Fire resistance studies on circular tubed steel reinforced concrete stub columns subjected to axial compression

Abstract

A series of fire tests on eight circular tubed steel reinforced concrete (CTSRC) stub columns subjected to axial loading are presented in this paper. The influences of load level and steel tube thickness on the fire resistance of the CTSRC stub columns were investigated. Two similar specimens were tested with the same test scenario to obtain more reasonable data. The temperatures in steel and concrete, axial displacement, fire resistance, and failure mode were recorded and discussed. The test results show that the load level has a great influence on the fire resistance of CTSRC stub columns.
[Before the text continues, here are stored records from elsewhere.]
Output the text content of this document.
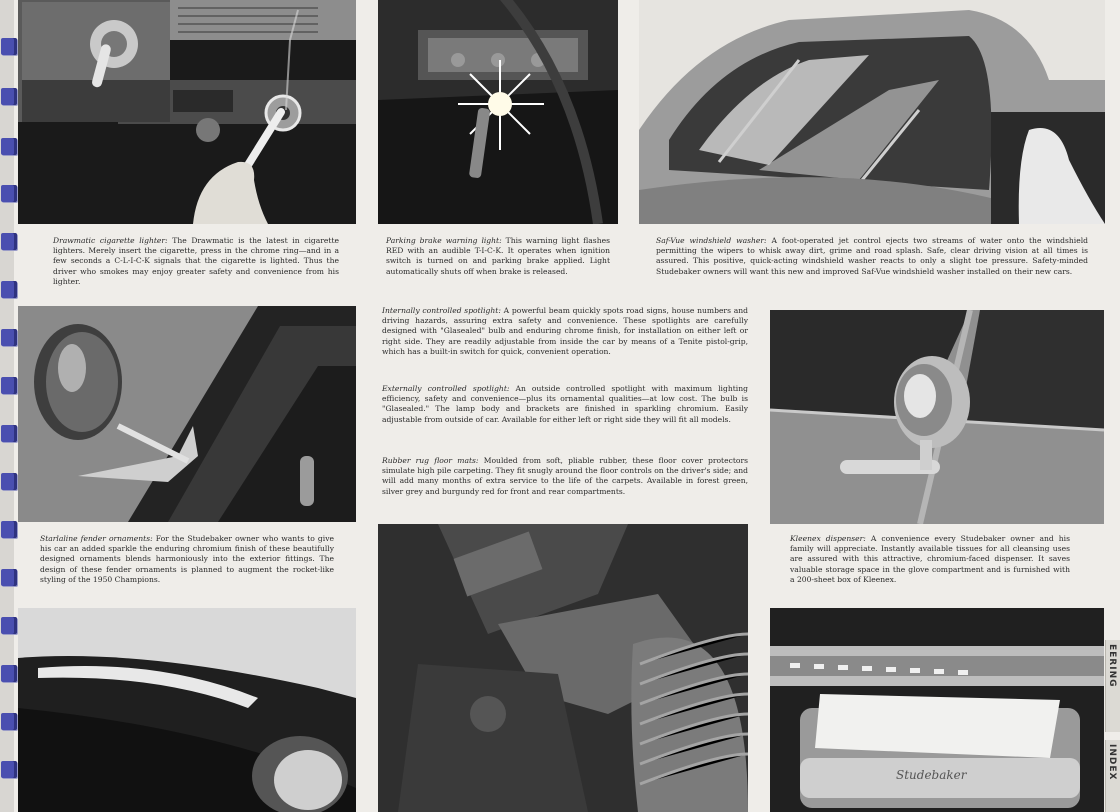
Drawmatic cigarette lighter: The Drawmatic is the latest in cigarette lighters. Merely insert the cigarette, press in the chrome ring—and in a few seconds a C-L-I-C-K signals that the cigarette is lighted. Thus the driver who smokes may enjoy greater safety and convenience from his lighter.

Parking brake warning light: This warning light flashes RED with an audible T-I-C-K. It operates when ignition switch is turned on and parking brake applied. Light automatically shuts off when brake is released.

Saf-Vue windshield washer: A foot-operated jet control ejects two streams of water onto the windshield permitting the wipers to whisk away dirt, grime and road splash. Safe, clear driving vision at all times is assured. This positive, quick-acting windshield washer reacts to only a slight toe pressure. Safety-minded Studebaker owners will want this new and improved Saf-Vue windshield washer installed on their new cars.

Internally controlled spotlight: A powerful beam quickly spots road signs, house numbers and driving hazards, assuring extra safety and convenience. These spotlights are carefully designed with "Glasealed" bulb and enduring chrome finish, for installation on either left or right side. They are readily adjustable from inside the car by means of a Tenite pistol-grip, which has a built-in switch for quick, convenient operation.

Externally controlled spotlight: An outside controlled spotlight with maximum lighting efficiency, safety and convenience—plus its ornamental qualities—at low cost. The bulb is "Glasealed." The lamp body and brackets are finished in sparkling chromium. Easily adjustable from outside of car. Available for either left or right side they will fit all models.

Rubber rug floor mats: Moulded from soft, pliable rubber, these floor cover protectors simulate high pile carpeting. They fit snugly around the floor controls on the driver's side; and will add many months of extra service to the life of the carpets. Available in forest green, silver grey and burgundy red for front and rear compartments.

Starlaline fender ornaments: For the Studebaker owner who wants to give his car an added sparkle the enduring chromium finish of these beautifully designed ornaments blends harmoniously into the exterior fittings. The design of these fender ornaments is planned to augment the rocket-like styling of the 1950 Champions.

Kleenex dispenser: A convenience every Studebaker owner and his family will appreciate. Instantly available tissues for all cleansing uses are assured with this attractive, chromium-faced dispenser. It saves valuable storage space in the glove compartment and is furnished with a 200-sheet box of Kleenex.

Studebaker
EERING
INDEX
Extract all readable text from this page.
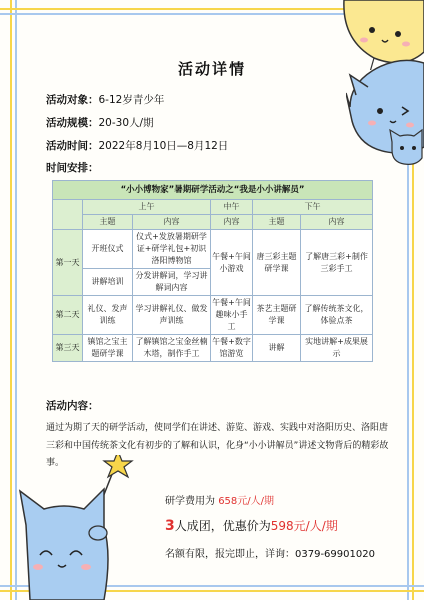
活动详情
活动对象：6-12岁青少年
活动规模：20-30人/期
活动时间：2022年8月10日—8月12日
时间安排：
“小小博物家”暑期研学活动之“我是小小讲解员”					
	上午		中午	下午	
	主题	内容	内容	主题	内容
第一天	开班仪式	仪式+发放暑期研学证+研学礼包+初识洛阳博物馆	午餐+午间小游戏	唐三彩主题研学课	了解唐三彩+制作三彩手工
	讲解培训	分发讲解词，学习讲解词内容			
第二天	礼仪、发声训练	学习讲解礼仪、做发声训练	午餐+午间趣味小手工	茶艺主题研学课	了解传统茶文化，体验点茶
第三天	镇馆之宝主题研学课	了解镇馆之宝金丝楠木塔，制作手工	午餐+数字馆游览	讲解	实地讲解+成果展示
活动内容：
通过为期了天的研学活动，使同学们在讲述、游览、游戏、实践中对洛阳历史、洛阳唐三彩和中国传统茶文化有初步的了解和认识，化身“小小讲解员”讲述文物背后的精彩故事。
研学费用为 658元/人/期
3人成团，优惠价为598元/人/期
名额有限，报完即止，详询：0379-69901020
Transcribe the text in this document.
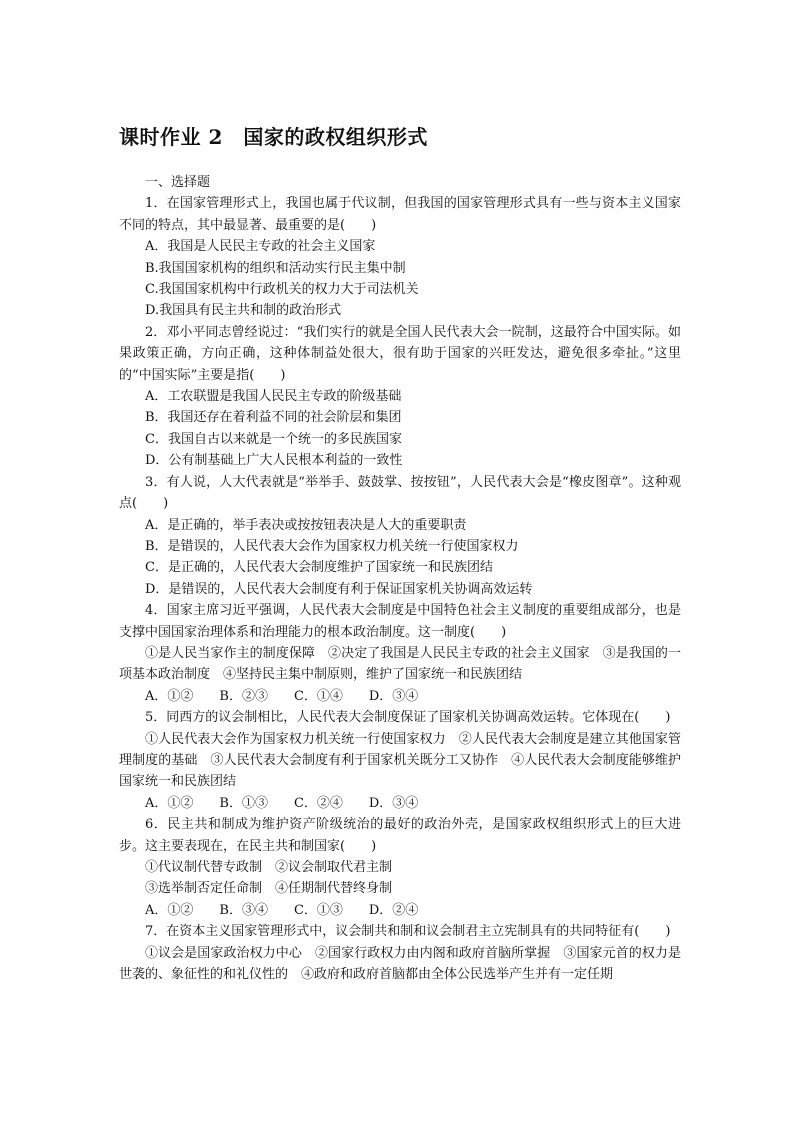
课时作业 2　国家的政权组织形式

一、选择题

1．在国家管理形式上，我国也属于代议制，但我国的国家管理形式具有一些与资本主义国家不同的特点，其中最显著、最重要的是(　　)

A．我国是人民民主专政的社会主义国家

B.我国国家机构的组织和活动实行民主集中制

C.我国国家机构中行政机关的权力大于司法机关

D.我国具有民主共和制的政治形式

2．邓小平同志曾经说过：“我们实行的就是全国人民代表大会一院制，这最符合中国实际。如果政策正确，方向正确，这种体制益处很大，很有助于国家的兴旺发达，避免很多牵扯。”这里的“中国实际”主要是指(　　)

A．工农联盟是我国人民民主专政的阶级基础

B．我国还存在着利益不同的社会阶层和集团

C．我国自古以来就是一个统一的多民族国家

D．公有制基础上广大人民根本利益的一致性

3．有人说，人大代表就是“举举手、鼓鼓掌、按按钮”，人民代表大会是“橡皮图章”。这种观点(　　)

A．是正确的，举手表决或按按钮表决是人大的重要职责

B．是错误的，人民代表大会作为国家权力机关统一行使国家权力

C．是正确的，人民代表大会制度维护了国家统一和民族团结

D．是错误的，人民代表大会制度有利于保证国家机关协调高效运转

4．国家主席习近平强调，人民代表大会制度是中国特色社会主义制度的重要组成部分，也是支撑中国国家治理体系和治理能力的根本政治制度。这一制度(　　)

①是人民当家作主的制度保障　②决定了我国是人民民主专政的社会主义国家　③是我国的一项基本政治制度　④坚持民主集中制原则，维护了国家统一和民族团结

A．①②　　B．②③　　C．①④　　D．③④

5．同西方的议会制相比，人民代表大会制度保证了国家机关协调高效运转。它体现在(　　)

①人民代表大会作为国家权力机关统一行使国家权力　②人民代表大会制度是建立其他国家管理制度的基础　③人民代表大会制度有利于国家机关既分工又协作　④人民代表大会制度能够维护国家统一和民族团结

A．①②　　B．①③　　C．②④　　D．③④

6．民主共和制成为维护资产阶级统治的最好的政治外壳，是国家政权组织形式上的巨大进步。这主要表现在，在民主共和制国家(　　)

①代议制代替专政制　②议会制取代君主制

③选举制否定任命制　④任期制代替终身制

A．①②　　B．③④　　C．①③　　D．②④

7．在资本主义国家管理形式中，议会制共和制和议会制君主立宪制具有的共同特征有(　　)

①议会是国家政治权力中心　②国家行政权力由内阁和政府首脑所掌握　③国家元首的权力是世袭的、象征性的和礼仪性的　④政府和政府首脑都由全体公民选举产生并有一定任期
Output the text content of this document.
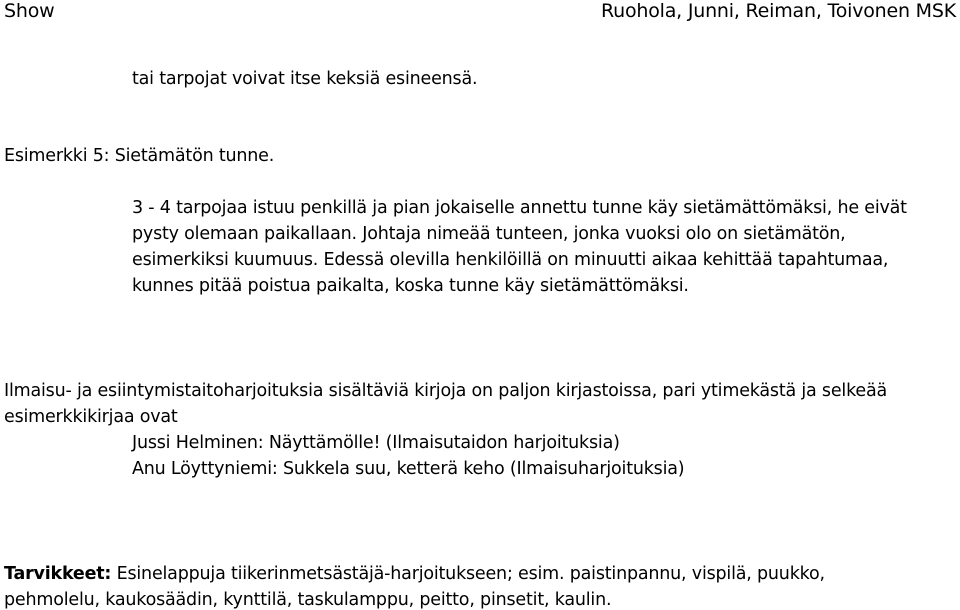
Show	Ruohola, Junni, Reiman, Toivonen MSK
tai tarpojat voivat itse keksiä esineensä.
Esimerkki 5: Sietämätön tunne.
3 - 4 tarpojaa istuu penkillä ja pian jokaiselle annettu tunne käy sietämättömäksi, he eivät
pysty olemaan paikallaan. Johtaja nimeää tunteen, jonka vuoksi olo on sietämätön,
esimerkiksi kuumuus. Edessä olevilla henkilöillä on minuutti aikaa kehittää tapahtumaa,
kunnes pitää poistua paikalta, koska tunne käy sietämättömäksi.
Ilmaisu- ja esiintymistaitoharjoituksia sisältäviä kirjoja on paljon kirjastoissa, pari ytimekästä ja selkeää
esimerkkikirjaa ovat
Jussi Helminen: Näyttämölle! (Ilmaisutaidon harjoituksia)
Anu Löyttyniemi: Sukkela suu, ketterä keho (Ilmaisuharjoituksia)
Tarvikkeet: Esinelappuja tiikerinmetsästäjä-harjoitukseen; esim. paistinpannu, vispilä, puukko,
pehmolelu, kaukosäädin, kynttilä, taskulamppu, peitto, pinsetit, kaulin.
The steel tube thickness has a significant influence on the fire resistance of CTSRC stub columns when subjected to a higher load level. Thermal and structural finite element (FE) models were developed to analyze the temperature distributions and fire responses of CTSRC stub columns by employing the program ABAQUS. These developed models were validated by the test data. Extensive parametric studies were carried out by using the FE method to investigate the influences of key factors on the temperature distributions and fire resistances of CTSRC stub columns. The factors considered for thermal analysis include cross-sectional dimension, steel tube thickness, and concrete type, while the factors considered for structural analysis include load ratio, cross-sectional dimension, steel tube thickness, concrete strength, and steel strength. The parametric studies indicate that the cross-sectional dimension has a more significant influence than the steel tube thickness on the temperature magnitudes of CTSRC stub columns. The load ratio, cross-sectional dimension, and steel tube thickness have more significant influence than concrete strength on the fire resistance of CTSRC stub columns. Based on the results of the parametric studies, a simplified method to predict the steel temperatures and the compressive load bearing capacities of CTSRC stub columns exposed to fire is proposed.